Mi esposo era millonario, controlador y ausente. Siempre ocupado, siempre de viaje. Y yo, encerrada en esa mansión fría, sola, aburrida… y caliente. La única distracción era Darwin, el nuevo chofer que contratamos hace unos meses. Un hombre afrodescendiente, de cuerpo enorme, espalda ancha y mirada oscura. Educado, serio… pero cuando se quitaba el saco para lavar el auto, con los músculos tensos y el pantalón mojado, no podía dejar de mojarme solo de verlo.
Una tarde, después de llevarme al spa, lo invité a pasar a la casa “a tomar algo”. Se negó al principio. “Señora, esto no está bien”, dijo. Me acerqué, le toqué el pecho y le dije: “No soy tu señora. Hoy, soy tuya.” Lo besé. Su resistencia cayó en segundos.
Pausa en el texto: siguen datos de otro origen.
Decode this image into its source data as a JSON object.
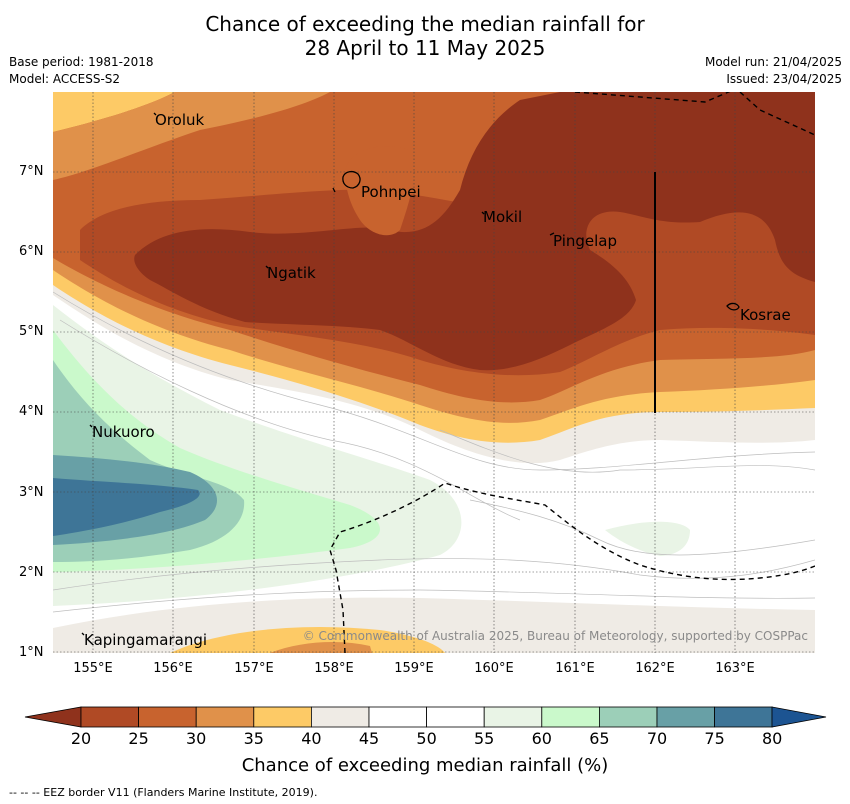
{
  "title_line1": "Chance of exceeding the median rainfall for",
  "title_line2": "28 April to 11 May 2025",
  "base_period": "Base period: 1981-2018",
  "model": "Model: ACCESS-S2",
  "model_run": "Model run: 21/04/2025",
  "issued": "Issued: 23/04/2025",
  "places": {
    "oroluk": "Oroluk",
    "pohnpei": "Pohnpei",
    "mokil": "Mokil",
    "pingelap": "Pingelap",
    "ngatik": "Ngatik",
    "kosrae": "Kosrae",
    "nukuoro": "Nukuoro",
    "kapingamarangi": "Kapingamarangi"
  },
  "lat_ticks": [
    "7°N",
    "6°N",
    "5°N",
    "4°N",
    "3°N",
    "2°N",
    "1°N"
  ],
  "lon_ticks": [
    "155°E",
    "156°E",
    "157°E",
    "158°E",
    "159°E",
    "160°E",
    "161°E",
    "162°E",
    "163°E"
  ],
  "colorbar": {
    "ticks": [
      "20",
      "25",
      "30",
      "35",
      "40",
      "45",
      "50",
      "55",
      "60",
      "65",
      "70",
      "75",
      "80"
    ],
    "colors": [
      "#8f321c",
      "#b04a25",
      "#c8632e",
      "#e0914a",
      "#fdca66",
      "#efebe5",
      "#ffffff",
      "#ffffff",
      "#e9f4e6",
      "#caf9cb",
      "#9ccfb8",
      "#68a0a6",
      "#3e7597",
      "#1c5492"
    ],
    "title": "Chance of exceeding median rainfall (%)"
  },
  "copyright": "© Commonwealth of Australia 2025, Bureau of Meteorology, supported by COSPPac",
  "footnote": "-- -- -- EEZ border V11 (Flanders Marine Institute, 2019)."
}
Me alzó como si no pesara nada, me apoyó contra la pared del pasillo, y comenzó a devorarme los labios. Me arrancó la blusa, bajó mi pantalón y metió sus dedos con una fuerza deliciosa. “Estás tan mojada como lo imaginé”, murmuró.
Me arrodillé frente a él. Su polla era monstruosa. Nunca había visto una así. Me costaba meterla entera en la boca, pero lo intenté, babeando, gemiendo, dejándome usar. Me sujetó del cabello y me la metió más y más, hasta que sentí sus testículos contra mi barbilla. “Qué mujer blanca tan obediente”, me decía. Me corrí sin tocarme.
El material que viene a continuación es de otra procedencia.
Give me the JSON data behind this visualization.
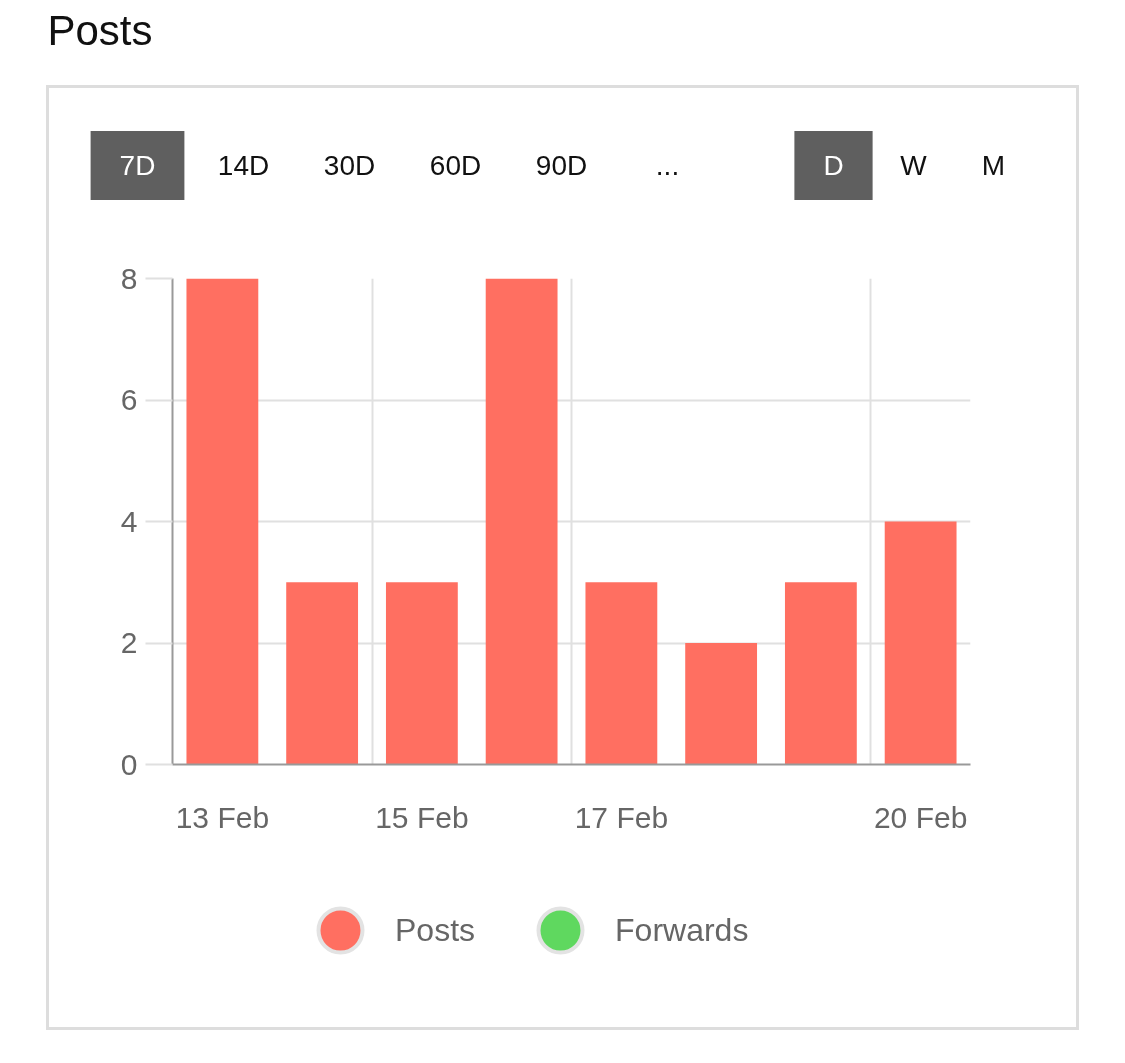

Me llevó al escritorio de mi esposo. Me puso en cuatro sobre sus papeles. “Ahora sí vas a saber lo que es que te rompan de verdad.” Me escupió el trasero, lo abrió con los dedos, y comenzó a meter su polla lentamente, hasta que entró completa. Grité de placer y dolor mezclados. Me sujetó de la cintura y comenzó a follarme duro, sin piedad. Me dio nalgadas, me decía obscenidades, me hacía gemir como una perra en celo. Me corrí dos veces, temblando. Él terminó dentro de mí, profundo, caliente.
Al final, me limpió con un pañuelo de mi esposo, se subió el cierre y me dijo al oído: “Cuando él se vaya de nuevo, sabes que solo necesitas llamarme.” Y lo hice. Lo sigo haciendo. Porque Darwin no es solo mi chofer. Es mi dueño… y me hace sentir viva.